I had just turned 16, gotten my driver’s license and school was closed for a Sweet Potato Festival with a parade, beauty pageant and fair. Went joy-riding with my friends who did not have driver’s licenses.
Did not know that the scumbag Kennedy was dead until the next day.
I was a young newlywed of two months and living in Fort Worth Texas. I was in the laundry room. One of the maids came running in and said that the president had been shot. We both ran up to my apartment and watched the tv.
In a Bodega in Madrid drinking Sangria and singing.
When people came running in with the news I thought they were joking. I told them that sort of thing only happened in 3rd world shitholes.
WHICH WE ARE NOW CLOSE TO BECOMING!!!
I was 11 and in 6th grade, and was the school’s flag boy — raising the flag in the morning and taking it down at the end of the day. Stunned and saddened, I had to lower the flag to half-staff.
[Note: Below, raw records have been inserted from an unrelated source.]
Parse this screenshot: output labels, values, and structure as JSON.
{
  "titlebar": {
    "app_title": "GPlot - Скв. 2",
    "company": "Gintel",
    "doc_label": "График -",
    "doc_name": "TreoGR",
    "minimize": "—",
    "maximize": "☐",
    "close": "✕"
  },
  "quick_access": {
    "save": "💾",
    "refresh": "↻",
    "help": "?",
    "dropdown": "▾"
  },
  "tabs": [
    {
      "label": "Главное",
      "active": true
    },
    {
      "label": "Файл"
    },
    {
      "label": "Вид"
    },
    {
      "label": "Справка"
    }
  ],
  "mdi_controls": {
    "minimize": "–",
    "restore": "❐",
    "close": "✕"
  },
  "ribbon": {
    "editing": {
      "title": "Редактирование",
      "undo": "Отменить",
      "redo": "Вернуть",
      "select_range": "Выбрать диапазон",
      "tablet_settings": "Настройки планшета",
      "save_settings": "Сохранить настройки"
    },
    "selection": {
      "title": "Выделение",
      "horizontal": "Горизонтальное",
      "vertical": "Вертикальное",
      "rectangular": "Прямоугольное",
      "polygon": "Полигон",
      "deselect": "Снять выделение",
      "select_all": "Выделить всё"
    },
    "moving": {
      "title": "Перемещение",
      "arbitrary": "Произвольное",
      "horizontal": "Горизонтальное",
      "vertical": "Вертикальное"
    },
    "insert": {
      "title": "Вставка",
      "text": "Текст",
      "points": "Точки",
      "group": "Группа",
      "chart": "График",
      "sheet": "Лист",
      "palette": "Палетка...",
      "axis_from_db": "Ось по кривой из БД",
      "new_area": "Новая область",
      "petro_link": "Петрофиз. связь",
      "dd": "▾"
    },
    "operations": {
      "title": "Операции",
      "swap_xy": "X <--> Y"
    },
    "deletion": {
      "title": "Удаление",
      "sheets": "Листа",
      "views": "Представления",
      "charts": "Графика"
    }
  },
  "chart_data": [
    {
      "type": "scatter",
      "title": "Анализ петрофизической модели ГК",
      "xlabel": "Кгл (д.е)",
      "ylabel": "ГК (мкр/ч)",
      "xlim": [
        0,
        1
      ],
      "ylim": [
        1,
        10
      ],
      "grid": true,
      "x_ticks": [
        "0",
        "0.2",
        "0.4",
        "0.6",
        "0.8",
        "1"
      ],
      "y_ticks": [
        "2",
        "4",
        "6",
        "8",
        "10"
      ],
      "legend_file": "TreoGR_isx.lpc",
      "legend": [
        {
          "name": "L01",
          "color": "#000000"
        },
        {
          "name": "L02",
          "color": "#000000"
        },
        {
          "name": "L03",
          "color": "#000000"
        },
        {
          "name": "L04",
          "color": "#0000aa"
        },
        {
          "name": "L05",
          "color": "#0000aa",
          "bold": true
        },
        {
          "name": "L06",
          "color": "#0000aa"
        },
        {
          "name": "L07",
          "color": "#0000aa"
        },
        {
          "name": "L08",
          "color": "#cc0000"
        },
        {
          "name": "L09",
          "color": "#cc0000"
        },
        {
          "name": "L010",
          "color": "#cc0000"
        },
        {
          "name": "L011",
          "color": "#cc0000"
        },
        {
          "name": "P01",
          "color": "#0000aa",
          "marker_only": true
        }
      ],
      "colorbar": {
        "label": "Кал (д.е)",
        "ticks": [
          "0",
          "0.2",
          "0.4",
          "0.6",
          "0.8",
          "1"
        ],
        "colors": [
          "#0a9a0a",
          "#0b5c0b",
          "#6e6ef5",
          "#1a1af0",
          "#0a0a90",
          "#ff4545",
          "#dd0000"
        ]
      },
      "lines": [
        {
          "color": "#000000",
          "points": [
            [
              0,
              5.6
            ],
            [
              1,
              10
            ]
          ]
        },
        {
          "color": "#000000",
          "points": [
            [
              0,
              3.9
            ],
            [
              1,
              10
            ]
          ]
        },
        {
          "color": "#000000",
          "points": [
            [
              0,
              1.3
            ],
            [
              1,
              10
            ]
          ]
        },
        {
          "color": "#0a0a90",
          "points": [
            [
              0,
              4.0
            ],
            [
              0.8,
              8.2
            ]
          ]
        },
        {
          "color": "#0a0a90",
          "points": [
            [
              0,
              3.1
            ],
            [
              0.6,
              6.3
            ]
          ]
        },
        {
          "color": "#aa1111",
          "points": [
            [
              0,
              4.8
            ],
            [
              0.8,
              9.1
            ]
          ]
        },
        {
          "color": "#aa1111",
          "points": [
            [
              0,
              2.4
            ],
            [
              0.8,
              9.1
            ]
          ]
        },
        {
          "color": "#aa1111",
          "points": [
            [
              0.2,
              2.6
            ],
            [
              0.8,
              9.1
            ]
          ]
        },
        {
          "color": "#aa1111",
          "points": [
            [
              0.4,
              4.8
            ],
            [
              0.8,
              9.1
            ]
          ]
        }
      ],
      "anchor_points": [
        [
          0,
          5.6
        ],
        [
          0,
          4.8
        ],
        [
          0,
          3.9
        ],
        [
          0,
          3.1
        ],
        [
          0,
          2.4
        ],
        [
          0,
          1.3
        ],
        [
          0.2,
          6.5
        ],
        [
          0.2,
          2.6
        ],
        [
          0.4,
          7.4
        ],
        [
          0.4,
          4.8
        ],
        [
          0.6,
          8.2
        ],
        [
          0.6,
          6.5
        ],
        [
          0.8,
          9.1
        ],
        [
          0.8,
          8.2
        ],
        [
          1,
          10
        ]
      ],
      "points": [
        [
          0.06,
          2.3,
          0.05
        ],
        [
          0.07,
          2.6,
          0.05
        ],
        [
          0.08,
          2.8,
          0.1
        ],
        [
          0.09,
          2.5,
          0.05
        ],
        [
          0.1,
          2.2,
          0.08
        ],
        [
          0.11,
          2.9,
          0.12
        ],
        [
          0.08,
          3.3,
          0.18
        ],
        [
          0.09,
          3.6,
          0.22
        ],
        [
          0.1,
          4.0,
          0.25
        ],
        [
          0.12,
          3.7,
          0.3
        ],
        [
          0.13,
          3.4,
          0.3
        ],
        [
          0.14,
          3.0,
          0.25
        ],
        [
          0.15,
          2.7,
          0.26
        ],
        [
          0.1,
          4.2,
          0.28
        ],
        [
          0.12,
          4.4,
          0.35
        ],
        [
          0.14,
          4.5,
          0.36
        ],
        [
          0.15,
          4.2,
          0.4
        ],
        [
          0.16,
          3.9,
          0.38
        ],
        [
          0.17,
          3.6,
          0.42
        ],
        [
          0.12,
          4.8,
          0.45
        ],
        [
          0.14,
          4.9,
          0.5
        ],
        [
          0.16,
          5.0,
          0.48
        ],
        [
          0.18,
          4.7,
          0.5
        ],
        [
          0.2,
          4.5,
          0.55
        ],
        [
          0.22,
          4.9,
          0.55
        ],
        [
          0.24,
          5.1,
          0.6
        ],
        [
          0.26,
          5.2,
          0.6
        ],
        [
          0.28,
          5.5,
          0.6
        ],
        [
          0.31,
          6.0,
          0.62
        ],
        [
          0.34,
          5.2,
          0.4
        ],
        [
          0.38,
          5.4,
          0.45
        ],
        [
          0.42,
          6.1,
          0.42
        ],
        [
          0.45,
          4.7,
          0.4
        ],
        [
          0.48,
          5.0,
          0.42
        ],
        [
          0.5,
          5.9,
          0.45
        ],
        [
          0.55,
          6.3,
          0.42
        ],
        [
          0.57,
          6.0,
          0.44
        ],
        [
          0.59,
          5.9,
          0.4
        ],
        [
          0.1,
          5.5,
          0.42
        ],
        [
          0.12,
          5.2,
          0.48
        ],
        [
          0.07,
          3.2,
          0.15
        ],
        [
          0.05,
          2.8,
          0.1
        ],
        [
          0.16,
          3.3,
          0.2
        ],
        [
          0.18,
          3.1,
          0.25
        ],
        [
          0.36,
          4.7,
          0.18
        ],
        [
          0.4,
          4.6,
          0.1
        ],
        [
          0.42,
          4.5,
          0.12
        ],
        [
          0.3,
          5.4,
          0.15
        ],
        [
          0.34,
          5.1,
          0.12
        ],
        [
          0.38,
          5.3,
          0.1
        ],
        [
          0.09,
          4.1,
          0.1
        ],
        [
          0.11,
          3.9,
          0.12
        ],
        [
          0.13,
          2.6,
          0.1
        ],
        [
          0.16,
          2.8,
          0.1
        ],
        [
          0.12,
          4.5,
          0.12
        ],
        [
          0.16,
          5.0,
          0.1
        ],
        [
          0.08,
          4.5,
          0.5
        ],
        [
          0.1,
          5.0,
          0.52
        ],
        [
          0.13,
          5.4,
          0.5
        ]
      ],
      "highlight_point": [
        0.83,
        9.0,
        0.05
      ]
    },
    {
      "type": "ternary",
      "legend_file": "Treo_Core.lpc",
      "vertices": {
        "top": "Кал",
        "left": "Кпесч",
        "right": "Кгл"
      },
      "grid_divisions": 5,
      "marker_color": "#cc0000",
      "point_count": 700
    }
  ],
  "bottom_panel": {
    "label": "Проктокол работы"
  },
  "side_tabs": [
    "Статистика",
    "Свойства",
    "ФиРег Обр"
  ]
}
I was 6 years old. All I remember is my mom and sister crying a lot.
8th grade Civics class Green Brook New Jersey age 13. then went to Algebra where the teacher repeated every prediction from 1960 that Kennedy would be assassinated, then all of us were sent home, no buses, walking, passed by several homes where people were weeping, watched everything on an old black and white TV including Oswald being shot. I remember thinking at first that no one assassinated Presidents any more and that it did not make any sense to shoot Kennedy. My grandfather later told me I was witnessing history just like his grandfather had heard the news of the Lincoln assassination in Georgia before escorting his prisoner Jefferson Davis to the federal prison at Fort Monroe before going home to be mustered out in Ohio.
8 days away from turning 3!
Sixth-grader in Virginia Beach. Our teacher walked into the room and said that the president had been shot.
My aunt saw JFK just beyond armreach on the street as the motorcade went by. While driving home she heard on the car radio that he had been shot.
I too was in third grade, with a old school marm named Mrs Smith as my teacher. Will never forget her. A throwback to the 1800’s era style of teaching and dressing and demeanor.
4th grade. They sent us home for the day.
I was in the Tuck Shop, a student’s gathering place in the lower floor of the Cathedral of Learning, part of the University of Pittsburgh. I was a sophomore.